Son éructation contre les banques se présente sous la forme d'une conversation de café. Sans plus de prétention. Interrogé par Presse Océan, le 8 octobre (vidéo ci-dessus), l'ancien joueur vedette de Manchester United, affirme que désormais « la révolution se fait par les banques. » « Au lieu d'aller dans les rues tu vas à la banque de ton village et tu retires ton argent. »

Il n'en a pas fallu plus pour que tout s'enflamme. Sur Internet, les appels se sont aussitôt multipliés, notamment au travers du réseau social Facebook, pour inviter les épargnants à venir le 7 décembre au guichet de leurs banques pour retirer leurs économies. Et, en réaction, Eric Cantona a été moqué de toutes parts, journalistes, financiers, et jusqu'à Christine Lagarde qui l'a invité à ne pas parler des sujets qu'il ne connaissait pas.

Dans ce déchaînement de critiques, tout y est passé. On a reproché à l'ex-footballeur d'avoir sûrement dans le passé, lui aussi, amassé un joli petit magot et de l'avoir fait prospérer, sur les conseils assurément de financiers avisés. On lui a aussi reproché de n'y rien connaître en économie et de prodiguer des conseils stupides, propices à creuser la crise plutôt qu'à l'endiguer. On aurait pu aussi lui faire grief - mais ses détracteurs n'y ont guère songé - de traiter un peu à la légère ces millions de manifestants qui, dans toute l'Europe et aussi en France, ont dit ces derniers mois leur colère contre l'injustice des plans d'austérité ou des plans de réforme des retraites.

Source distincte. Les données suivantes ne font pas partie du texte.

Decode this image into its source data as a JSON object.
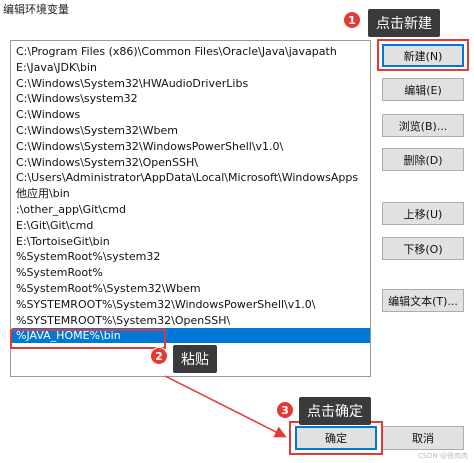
{
  "window": {
    "title": "编辑环境变量"
  },
  "paths": [
    "C:\\Program Files (x86)\\Common Files\\Oracle\\Java\\javapath",
    "E:\\Java\\JDK\\bin",
    "C:\\Windows\\System32\\HWAudioDriverLibs",
    "C:\\Windows\\system32",
    "C:\\Windows",
    "C:\\Windows\\System32\\Wbem",
    "C:\\Windows\\System32\\WindowsPowerShell\\v1.0\\",
    "C:\\Windows\\System32\\OpenSSH\\",
    "C:\\Users\\Administrator\\AppData\\Local\\Microsoft\\WindowsApps",
    "他应用\\bin",
    ":\\other_app\\Git\\cmd",
    "E:\\Git\\Git\\cmd",
    "E:\\TortoiseGit\\bin",
    "%SystemRoot%\\system32",
    "%SystemRoot%",
    "%SystemRoot%\\System32\\Wbem",
    "%SYSTEMROOT%\\System32\\WindowsPowerShell\\v1.0\\",
    "%SYSTEMROOT%\\System32\\OpenSSH\\",
    "%JAVA_HOME%\\bin"
  ],
  "selected_index": 18,
  "buttons": {
    "new": "新建(N)",
    "edit": "编辑(E)",
    "browse": "浏览(B)...",
    "delete": "删除(D)",
    "move_up": "上移(U)",
    "move_down": "下移(O)",
    "edit_text": "编辑文本(T)..."
  },
  "footer": {
    "ok": "确定",
    "cancel": "取消"
  },
  "annotations": {
    "step1": {
      "number": "1",
      "text": "点击新建"
    },
    "step2": {
      "number": "2",
      "text": "粘贴"
    },
    "step3": {
      "number": "3",
      "text": "点击确定"
    }
  },
  "watermark": "CSDN @很肉肉",
  "colors": {
    "selection": "#0078d7",
    "annotation_red": "#e53935",
    "callout_bg": "#3a3a3a"
  }
}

Que mon talentueux confrère de France Info, Emmanuel Kessler, ne m'en veuille pas si je le cite - et le brocarde amicalement au passage -, mais c'est lui, qui a exprimé le plus nettement cette critique dans sa chronique jeudi 2 décembre, en reprochant à Eric Cantona son manichéisme: « La réalité n'est pas « tout blanc/tout noir ». Car les banques, c'est aussi, on le sait, le poumon de l'économie : le crédit pour acheter sa voiture, sa maison, pour aider une PME. Quand justement tout le monde retire son argent en même temps, c'est là que la crise devient incontrôlable. C'était le cas en 1929. On a eu très peur aussi en 2008, quand en Angleterre, on a vu des queues devant la banque Northern Rock, finalement nationalisée. Alors les Etats interviennent, et ce sont finalement les contribuables qui paient l'addition. Retour à la case départ. Les banques, on peut ne pas les aimer, mais il vaut mieux les sauver que les couler. Carton rouge pour Cantona ! »

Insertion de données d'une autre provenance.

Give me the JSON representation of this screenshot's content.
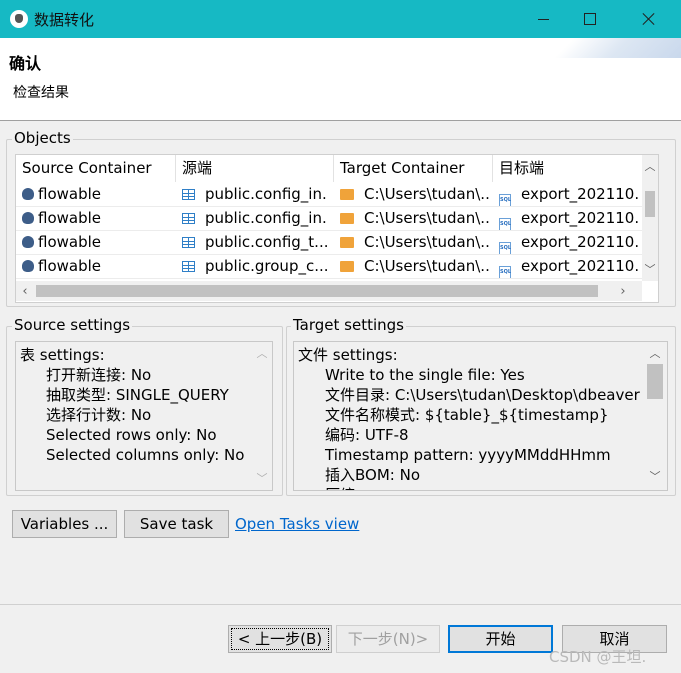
{
  "window": {
    "title": "数据转化"
  },
  "header": {
    "title": "确认",
    "description": "检查结果"
  },
  "objects": {
    "label": "Objects",
    "columns": [
      "Source Container",
      "源端",
      "Target Container",
      "目标端"
    ],
    "rows": [
      {
        "source_container": "flowable",
        "source": "public.config_in...",
        "target_container": "C:\\Users\\tudan\\...",
        "target": "export_202110..."
      },
      {
        "source_container": "flowable",
        "source": "public.config_in...",
        "target_container": "C:\\Users\\tudan\\...",
        "target": "export_202110..."
      },
      {
        "source_container": "flowable",
        "source": "public.config_t...",
        "target_container": "C:\\Users\\tudan\\...",
        "target": "export_202110..."
      },
      {
        "source_container": "flowable",
        "source": "public.group_c...",
        "target_container": "C:\\Users\\tudan\\...",
        "target": "export_202110..."
      }
    ]
  },
  "source_settings": {
    "label": "Source settings",
    "lines": [
      "表 settings:",
      "打开新连接: No",
      "抽取类型: SINGLE_QUERY",
      "选择行计数: No",
      "Selected rows only: No",
      "Selected columns only: No"
    ]
  },
  "target_settings": {
    "label": "Target settings",
    "lines": [
      "文件 settings:",
      "Write to the single file: Yes",
      "文件目录: C:\\Users\\tudan\\Desktop\\dbeaver",
      "文件名称模式: ${table}_${timestamp}",
      "编码: UTF-8",
      "Timestamp pattern: yyyyMMddHHmm",
      "插入BOM: No",
      "压缩"
    ]
  },
  "actions": {
    "variables_label": "Variables ...",
    "save_task_label": "Save task",
    "open_tasks_label": "Open Tasks view"
  },
  "footer": {
    "back_label": "< 上一步(B)",
    "next_label": "下一步(N)>",
    "start_label": "开始",
    "cancel_label": "取消"
  },
  "watermark": "CSDN @王坦."
}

Alors qu'en fait, ce n'est évidemment pas cela qui est en jeu, avec la sortie de Cantona. Si elle a pris une aussi grande importance, si elle est devenue aussi populaire, c'est qu'elle agit comme un formidable révélateur de la colère que beaucoup de populations ressentent contre les banques, contre le rôle qu'elles ont joué dans la crise récente, contre la protection dont elles ont bénéficié de la part des pouvoirs publics. De la colère contre un monde qui est devenu fou à cause de la dérégulation de la finance.

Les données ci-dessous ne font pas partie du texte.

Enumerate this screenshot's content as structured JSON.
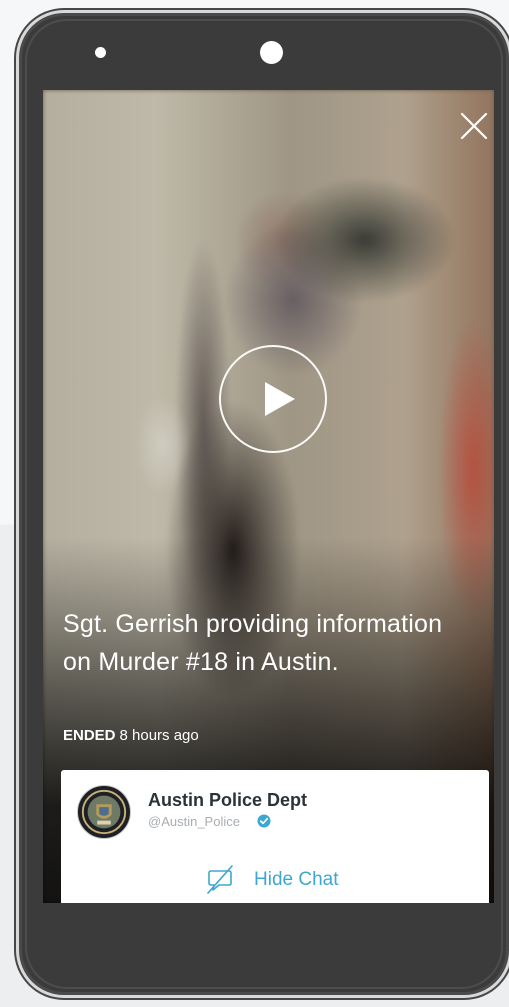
{
  "broadcast": {
    "title": "Sgt. Gerrish providing information on Murder #18 in Austin.",
    "status": "ENDED",
    "time_ago": "8 hours ago"
  },
  "user": {
    "name": "Austin Police Dept",
    "handle": "@Austin_Police",
    "verified": true
  },
  "chat": {
    "hide_label": "Hide Chat"
  },
  "icons": {
    "close": "close-icon",
    "play": "play-icon",
    "verified": "verified-badge-icon",
    "hide_chat": "chat-hidden-icon"
  },
  "colors": {
    "accent": "#3ea7cf",
    "phone_body": "#3b3b3b",
    "card_background": "#ffffff",
    "name_text": "#2a3338",
    "handle_text": "#a8aeb2"
  }
}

De la crise des subprimes aux Etats-Unis jusqu'à la crise immobilière en Espagne, ou à l'effondrement de la Grèce et pour finir jusqu'à la crise irlandaise, les citoyens de nombreux pays peuvent avoir légitimement le sentiment qu'ils paient, au travers de très graves plans d'austérité, les conséquences de formidables dérèglements, dont la finance en général et les banques en particulier sont responsables, mais pas eux.

Pour ne parler que de la France, au plus fort de la crise, le gouvernement a mobilisé en urgence près de 40 milliards d'euros au profit des banques, la moitié en fonds propres, la moitié en liquidité, quasiment sans la moindre contrepartie ni le moindre engagement. Mais pour les ménages, il n'a pas eu les mêmes sollicitudes et n'a rien fait ou presque pour soutenir la demande. Ce qui peut légitimement attiser la colère.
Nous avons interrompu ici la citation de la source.